Reviewed by May
Favorite Quote: “Do your worst,” she said lightly, “but I must warn you, a lady never surrenders.”
“We’ll see about that,” he murmured before seizing her mouth in a hot kiss.
The youngest of five, Lady Celia is the last to remain unwed and has just two months to find and marry a man. Her grandmother issued an ultimatum that they all marry within the year or be cut from her will, and she has no intention of making an exception for the pistol packing youngest of the hellions.
Jackson Pinter has been investigating the suspicious death of Celia’s parents and we have gotten to see the tension between these two in the previous books, indeed, the pairing of the Bow Street runner and Lady Celia is one that could be predicted early on in the series. Celia calls upon Pinter to investigate her suitors – she doesn’t want to marry someone after her fortune or hiding any great secrets after all. This forces the pair to converse more, and for “Proper Pinter” (her nickname for Jackson) to reveal some of his true feelings.
The main conflict in this book is the pride of these two main characters.

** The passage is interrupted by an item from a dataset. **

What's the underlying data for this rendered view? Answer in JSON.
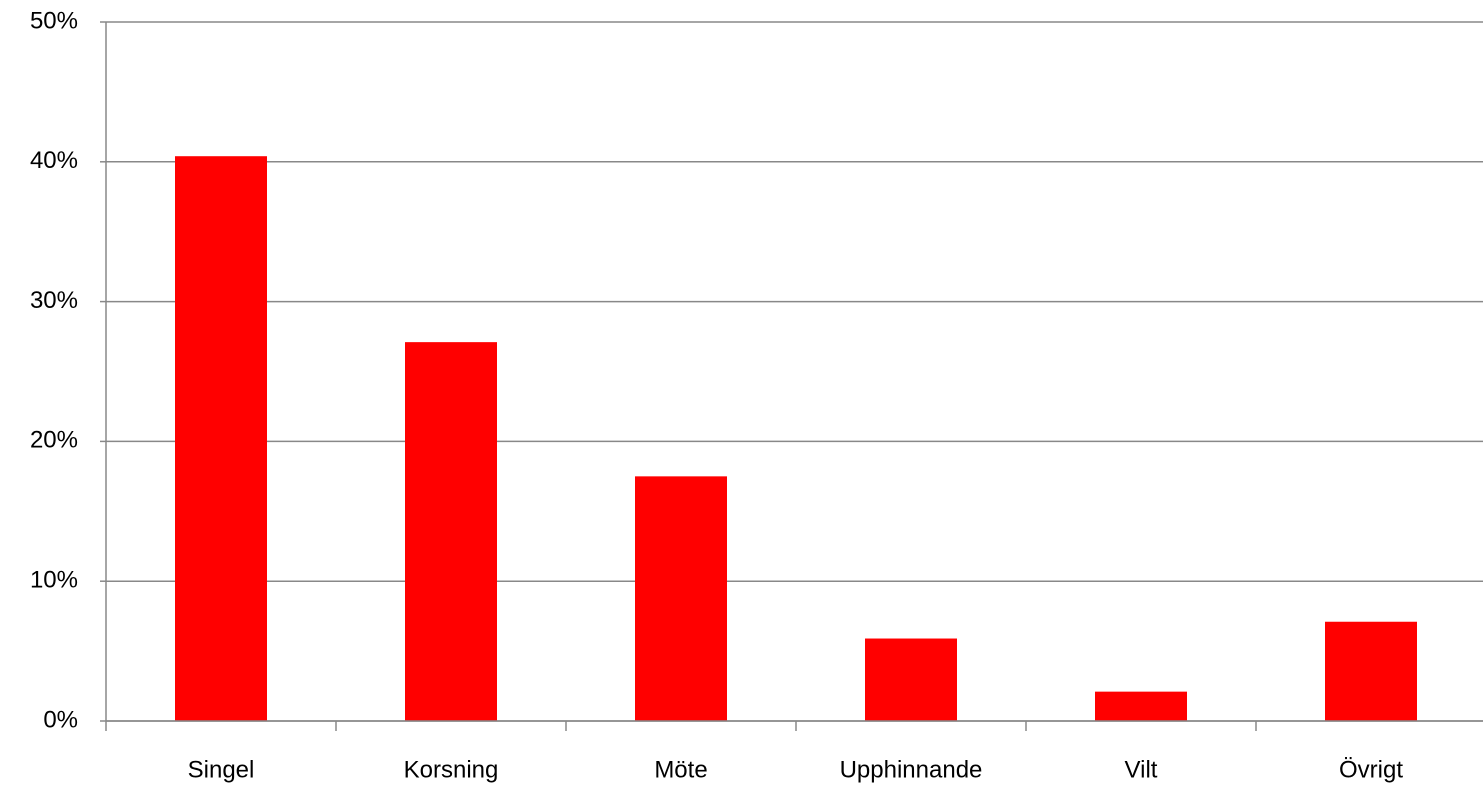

Celia is an heiress, and doesn’t want to marry someone after her fortune, but rather someone who wants her for herself. Jackson does not want to marry Celia because he feels she will not suit to his lifestyle (as a mere Bow Street runner his station is much below hers) and he does not like the idea of living off her inheritance either. He also worries that she will think him a fortune hunter, not a man who is wildly attracted to her.

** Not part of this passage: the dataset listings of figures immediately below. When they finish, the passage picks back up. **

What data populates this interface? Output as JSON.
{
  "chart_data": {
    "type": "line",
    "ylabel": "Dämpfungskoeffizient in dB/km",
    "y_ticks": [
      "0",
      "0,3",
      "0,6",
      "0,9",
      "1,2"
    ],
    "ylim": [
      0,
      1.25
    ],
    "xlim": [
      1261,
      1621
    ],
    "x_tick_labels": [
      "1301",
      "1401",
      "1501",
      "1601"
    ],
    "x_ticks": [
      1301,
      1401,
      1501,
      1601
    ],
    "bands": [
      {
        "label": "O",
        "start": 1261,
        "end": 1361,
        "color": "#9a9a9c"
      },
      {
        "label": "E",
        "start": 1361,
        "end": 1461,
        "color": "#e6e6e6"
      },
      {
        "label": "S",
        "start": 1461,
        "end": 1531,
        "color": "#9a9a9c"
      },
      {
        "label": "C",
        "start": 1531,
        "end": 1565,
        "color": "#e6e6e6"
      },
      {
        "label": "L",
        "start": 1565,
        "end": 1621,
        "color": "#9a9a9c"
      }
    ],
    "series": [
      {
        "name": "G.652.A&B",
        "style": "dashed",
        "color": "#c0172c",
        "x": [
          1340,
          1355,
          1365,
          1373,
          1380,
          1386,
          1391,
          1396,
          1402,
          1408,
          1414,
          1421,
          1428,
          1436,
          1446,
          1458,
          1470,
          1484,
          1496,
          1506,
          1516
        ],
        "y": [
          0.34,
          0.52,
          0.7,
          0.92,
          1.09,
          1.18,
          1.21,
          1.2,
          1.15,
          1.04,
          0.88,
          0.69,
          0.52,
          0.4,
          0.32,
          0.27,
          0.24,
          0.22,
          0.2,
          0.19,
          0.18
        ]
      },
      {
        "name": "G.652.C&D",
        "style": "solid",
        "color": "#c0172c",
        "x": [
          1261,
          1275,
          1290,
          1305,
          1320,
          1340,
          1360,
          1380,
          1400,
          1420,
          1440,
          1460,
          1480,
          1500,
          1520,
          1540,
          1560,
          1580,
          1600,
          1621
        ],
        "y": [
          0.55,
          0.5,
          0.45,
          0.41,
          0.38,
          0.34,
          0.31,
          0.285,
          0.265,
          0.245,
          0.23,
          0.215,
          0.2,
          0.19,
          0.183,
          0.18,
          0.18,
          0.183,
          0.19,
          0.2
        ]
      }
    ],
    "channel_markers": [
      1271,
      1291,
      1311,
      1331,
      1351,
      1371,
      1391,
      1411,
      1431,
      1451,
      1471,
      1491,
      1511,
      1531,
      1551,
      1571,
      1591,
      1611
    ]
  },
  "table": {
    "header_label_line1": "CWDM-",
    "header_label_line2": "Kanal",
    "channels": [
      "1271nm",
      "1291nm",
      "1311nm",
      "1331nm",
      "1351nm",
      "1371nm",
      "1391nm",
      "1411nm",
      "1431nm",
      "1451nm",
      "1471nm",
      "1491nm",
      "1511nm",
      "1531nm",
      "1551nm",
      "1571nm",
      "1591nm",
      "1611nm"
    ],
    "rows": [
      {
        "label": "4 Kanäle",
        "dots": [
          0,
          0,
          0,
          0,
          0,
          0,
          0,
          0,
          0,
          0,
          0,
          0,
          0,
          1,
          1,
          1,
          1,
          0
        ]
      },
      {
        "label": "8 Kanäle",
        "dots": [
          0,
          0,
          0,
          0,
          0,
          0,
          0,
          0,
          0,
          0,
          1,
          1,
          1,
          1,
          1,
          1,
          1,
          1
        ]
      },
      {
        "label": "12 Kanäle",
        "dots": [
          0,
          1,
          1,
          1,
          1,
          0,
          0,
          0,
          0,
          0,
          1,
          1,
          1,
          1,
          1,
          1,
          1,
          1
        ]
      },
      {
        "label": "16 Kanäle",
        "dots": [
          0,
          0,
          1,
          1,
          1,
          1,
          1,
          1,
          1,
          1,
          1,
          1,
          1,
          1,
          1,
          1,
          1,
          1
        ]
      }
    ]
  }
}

“Some of us cannot live on our family’s fortune, my lady.”
“While some of us are very fond of biting the hand that feeds them.” If he could throw her past words at her, then she could throw back what he’d said to her months ago.
She was surprised when a reluctant smile tugged at his lips. “A hit direct, madam. Perhaps I should get out of the line of fire while I still have my head.”
“Perhaps you should refrain from putting yourself in the line of fire in the first place,” she quipped. “An officer of the law ought to know better.”
While Jackson Pinter is below her socially, it doesn’t seem totally unbelievable for these two to marry. After all – her own grandmother ran a brewery that is where the family fortune comes from! Not only is Pinter shown repeatedly to be a good man of excellent character and a friend to her brothers, but he is perhaps the only man who can stand up and hold his own with the wild Celia. I enjoyed that he is a ‘good guy’ hero and in no need of reforming, but I grew tired of him thinking and talking about how she would have to give up so much, and that he didn’t know if she could handle being his wife.
Celia acts predictably as well, but I still found her quite enjoyable. She is strong yet insecure, and was a beautifully crafted character. I really liked the scenes with her brothers and how she bests them in all things guns, including having newer, fancier ones than most men and knowing how to use them! Yet with all her skill and intelligence, she has never felt attractive or pursued, and it was a pleasure to watch her fall in love and realize that Jackson Pinter was cold and proper towards her because he is so very attracted to her and cannot otherwise control himself.
The wrap-up of the murder plot that has stretched across the five novels in this series is cleaned up neatly and with almost no effort on the part of our characters. It all just comes together rather suddenly, and felt added on rather than woven into this story. It was disappointing, and the stubborn pride of both main characters went from charming to annoying towards the end of the novel for me as well.
While it didn’t hit a high mark for me like the previous novel, it was still a very enjoyable and entertaining read. I enjoyed the small parts the siblings played throughout, and that this could easily be read as a stand-alone or out of order from the other books in the series.